Anschließen, um die 12-V-Batterie zu warten

  • Hallo,


    Wir waren ein paar Tage weg, und hatten dabei unseren Kuga PHEV klarerweise mit leerer HV-Batterie abgestellt, ohne ihn aufzuladen.
    Da ich immer wieder etwas aus dem Wagen brauchte, wurde dieser immer wieder (mit dem Handy, hatte den Schlüssel nicht immer dabei) geöffnet und wieder versperrt.
    Am 3. Tag kam dann die Meldung über die FordPass-App 'Anschließen, um die 12-V-Batterie zu warten - Bitte Kuga anschließen, um die Batterie nachzuladen. Ihre Spannung ist niedrig, was das Starten des Fahrzeuges erschweren kann.'.

    Bildschirmfoto 2026-08-10 um 09.36.59.jpg

    Ich habe dann über Homeassistant nachgesehen, und dort hat die 12-V-Batterie einen Ladestand von 74 % angezeigt.
    Als wir uns dann am 4. Tag wieder auf den Weg nach Hause gemacht haben, hat alles (Heckklappe mit Fußsensor, Keyless, ausschwenken der AHK usw.) ohne Probleme funktioniert.


    Meine Frage wäre nun. Kann mir jemand sagen, ab welchem Batteriestand tatsächlich Probleme auftreten können?

    Vielen Dank im Voraus.

    LG ;)

    Manfred

    3 Mal editiert, zuletzt von MaKi68 ()

  • Das lässt sich nicht in einem einfachen Prozentwert sagen.

    Die normale Starterbatterie hat eine Ladekurve, die bei Dir wohl zunehmend fallend war. Das hat das BMS erkannt und bei vielleicht 75% gewarnt, dass - wenn das so weitergeht - die Möglichkeit absehbar ist, dass der Strom für die ganzen Verbraucher zu knapp wird, zumindest solange der Motor nicht läuft.

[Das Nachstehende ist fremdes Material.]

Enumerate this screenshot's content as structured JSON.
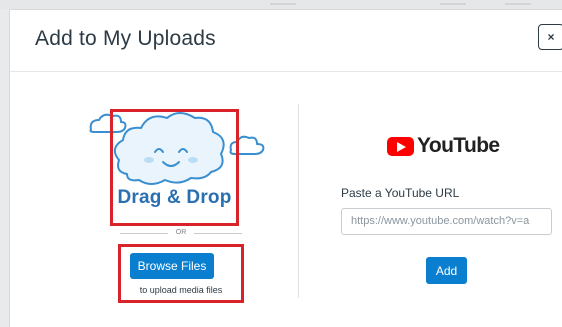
{
  "modal": {
    "title": "Add to My Uploads",
    "close_label": "×"
  },
  "upload": {
    "drag_drop_label": "Drag & Drop",
    "or_label": "OR",
    "browse_label": "Browse Files",
    "browse_sub": "to upload media files"
  },
  "youtube": {
    "logo_text": "YouTube",
    "url_label": "Paste a YouTube URL",
    "url_placeholder": "https://www.youtube.com/watch?v=a",
    "add_label": "Add"
  },
  "colors": {
    "accent": "#0a7fcf",
    "highlight": "#d9232a",
    "youtube_red": "#ff0000",
    "drag_drop_text": "#2a6fb0"
  },
  "icons": [
    "cloud-icon",
    "youtube-play-icon",
    "close-icon"
  ]
}
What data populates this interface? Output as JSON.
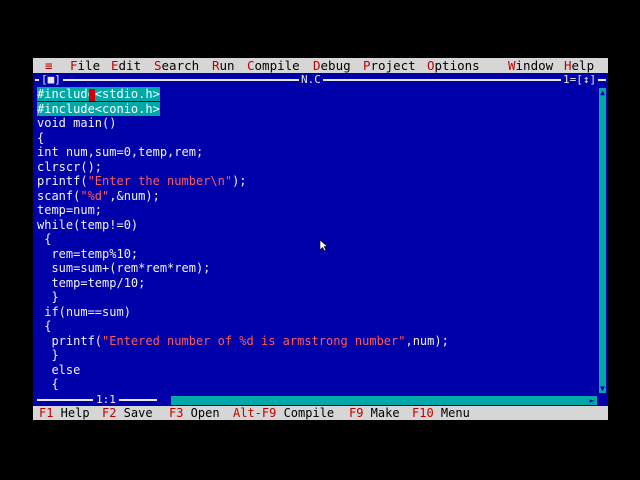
{
  "menubar": {
    "system": "≡",
    "items": [
      {
        "hot": "F",
        "rest": "ile"
      },
      {
        "hot": "E",
        "rest": "dit"
      },
      {
        "hot": "S",
        "rest": "earch"
      },
      {
        "hot": "R",
        "rest": "un"
      },
      {
        "hot": "C",
        "rest": "ompile"
      },
      {
        "hot": "D",
        "rest": "ebug"
      },
      {
        "hot": "P",
        "rest": "roject"
      },
      {
        "hot": "O",
        "rest": "ptions"
      },
      {
        "hot": "W",
        "rest": "indow"
      },
      {
        "hot": "H",
        "rest": "elp"
      }
    ]
  },
  "window": {
    "close_box": "[■]",
    "title": "N.C",
    "number": "1=[↕]"
  },
  "code": [
    "#include<stdio.h>",
    "#include<conio.h>",
    "void main()",
    "{",
    "int num,sum=0,temp,rem;",
    "clrscr();",
    [
      "printf(",
      "\"Enter the number\\n\"",
      ");"
    ],
    [
      "scanf(",
      "\"%d\"",
      ",&num);"
    ],
    "temp=num;",
    "while(temp!=0)",
    " {",
    "  rem=temp%10;",
    "  sum=sum+(rem*rem*rem);",
    "  temp=temp/10;",
    "  }",
    " if(num==sum)",
    " {",
    [
      "  printf(",
      "\"Entered number of %d is armstrong number\"",
      ",num);"
    ],
    "  }",
    "  else",
    "  {"
  ],
  "cursor_position": "1:1",
  "statusbar": [
    {
      "key": "F1",
      "label": " Help"
    },
    {
      "key": "F2",
      "label": " Save"
    },
    {
      "key": "F3",
      "label": " Open"
    },
    {
      "key": "Alt-F9",
      "label": " Compile"
    },
    {
      "key": "F9",
      "label": " Make"
    },
    {
      "key": "F10",
      "label": " Menu"
    }
  ],
  "colors": {
    "editor_bg": "#0000aa",
    "menu_bg": "#d6d6d6",
    "hotkey": "#c00000",
    "string": "#ff5a5a",
    "selection": "#00a8a8"
  },
  "icons": {
    "mouse_pointer": "mouse-pointer-icon"
  }
}
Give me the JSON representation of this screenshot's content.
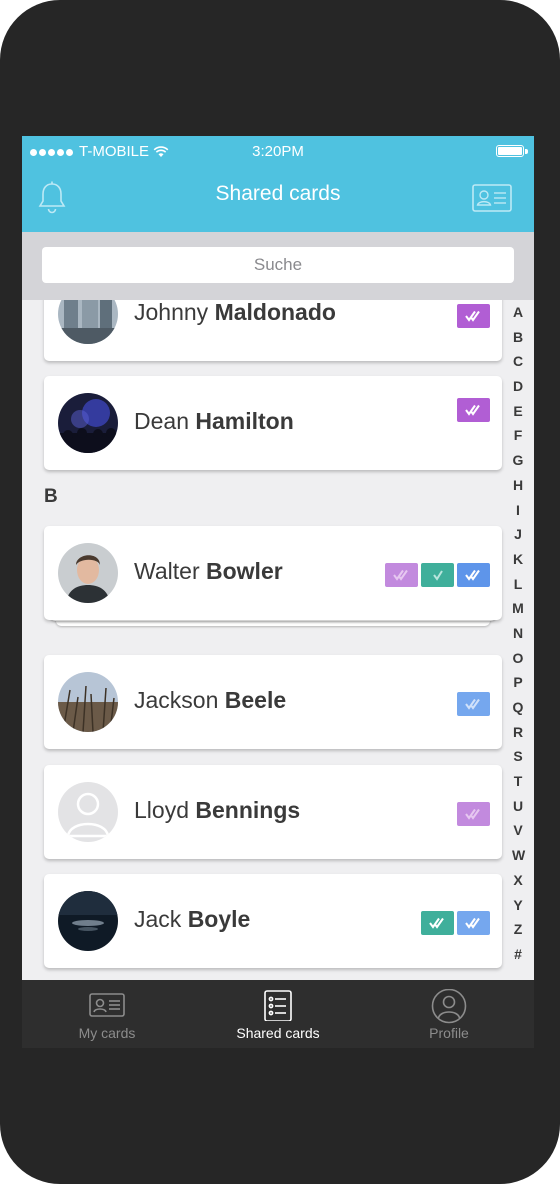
{
  "status_bar": {
    "carrier": "T-MOBILE",
    "time": "3:20PM"
  },
  "header": {
    "title": "Shared cards"
  },
  "search": {
    "placeholder": "Suche"
  },
  "contacts": [
    {
      "first": "Johnny",
      "last": "Maldonado",
      "badges": [
        "purple"
      ]
    },
    {
      "first": "Dean",
      "last": "Hamilton",
      "badges": [
        "purple"
      ]
    },
    {
      "first": "Walter",
      "last": "Bowler",
      "badges": [
        "purple-light",
        "teal",
        "blue"
      ]
    },
    {
      "first": "Jackson",
      "last": "Beele",
      "badges": [
        "blue-light"
      ]
    },
    {
      "first": "Lloyd",
      "last": "Bennings",
      "badges": [
        "purple-light"
      ]
    },
    {
      "first": "Jack",
      "last": "Boyle",
      "badges": [
        "teal",
        "blue-light"
      ]
    }
  ],
  "section_letter": "B",
  "alphabet_index": [
    "A",
    "B",
    "C",
    "D",
    "E",
    "F",
    "G",
    "H",
    "I",
    "J",
    "K",
    "L",
    "M",
    "N",
    "O",
    "P",
    "Q",
    "R",
    "S",
    "T",
    "U",
    "V",
    "W",
    "X",
    "Y",
    "Z",
    "#"
  ],
  "tabs": [
    {
      "label": "My cards",
      "icon": "id-card-icon",
      "active": false
    },
    {
      "label": "Shared cards",
      "icon": "card-list-icon",
      "active": true
    },
    {
      "label": "Profile",
      "icon": "profile-icon",
      "active": false
    }
  ],
  "colors": {
    "header": "#4fc2e0",
    "purple": "#b15ed4",
    "teal": "#3faf9b",
    "blue": "#5e95ea",
    "tabbar": "#2e2e2e"
  }
}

    Bei komplett leerem HV-Akku ist insbesondere die Starterbatterie gefordert, um über den Spannungskonverter und den E-Motor den Verbrenner anzuwerfen, und wenn sie dabei mangels Ladung zusammenbricht, brauchst Du Starthilfe. Je nach Alter und Zustand der Batterie kann das auch äußerst schnell erfolgen, typischerweise im Spätherbst beim ersten Frost, aber gelegentlich auch zu jeder Jahreszeit. In Deinem Fall ist halt einfach nur häufig Strom entnommen worden ohne nachzuladen.


    Die Warnung ist schon okay, also entweder Fahrzeug laden (lädt nicht nur die HV- sondern auch die Starterbatterie) oder Verbrenner starten und fahren zum Aufladen.

  • … Bei komplett leerem HV-Akku ist insbesondere die Starterbatterie gefordert, um über den Spannungskonverter und den E-Motor den Verbrenner anzuwerfen, …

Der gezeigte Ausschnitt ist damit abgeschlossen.